Bio
Professor Kim writes and teaches in the areas of family law, comparative private law, and feminist legal theory.
Her work is organized around two primary lines of inquiry. The first explores the relationship between economic inequality and family law in the U.S. In a recent article, she argues that the legal recognition of “functional parents”—an approach often lauded for promoting inclusivity—has unintended costs for poor and racialized families.

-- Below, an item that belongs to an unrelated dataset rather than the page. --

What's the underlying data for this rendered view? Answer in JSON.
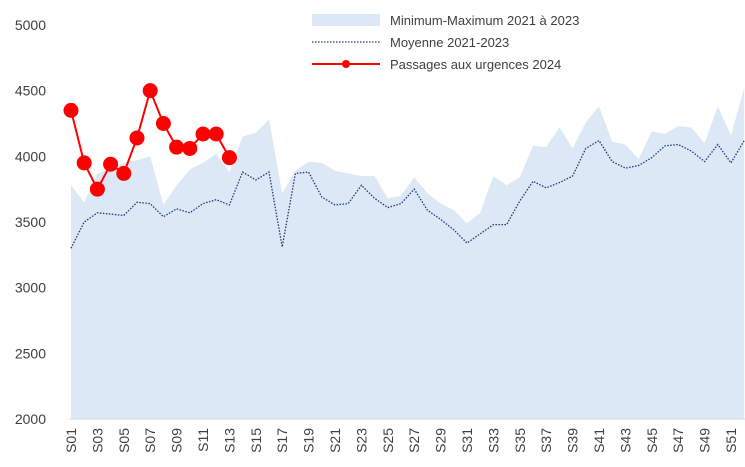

Her second line of research examines the history of legal thought in South Korea as part of the global genealogy of legal knowledge, with a specific focus on family, sex, and gender law. Her scholarship has traced competing ideas and legal developments in Korean private law, which evolved through legal transplants from Germany to Japan to Korea. She analyzes how these ideas continue to shape contemporary legal discourses in Korea, including the debate on same-sex marriage. Her current project investigates the history of Korean legal feminism since the mid-20th century. This project conceptualizes the rise and fall of three distinct legal feminisms, each shaped by globalizing legal and feminist ideas and the shifting Korean political economy.
Professor Kim holds an S.J.D. and an LL.M. from Harvard Law School, where she was twice awarded the Yong K. Kim ’95 Memorial Writing Prize. Prior to her doctoral studies, she practiced at the Seoul-based law firm Lee & Ko after receiving her J.D. from Seoul National University School of Law.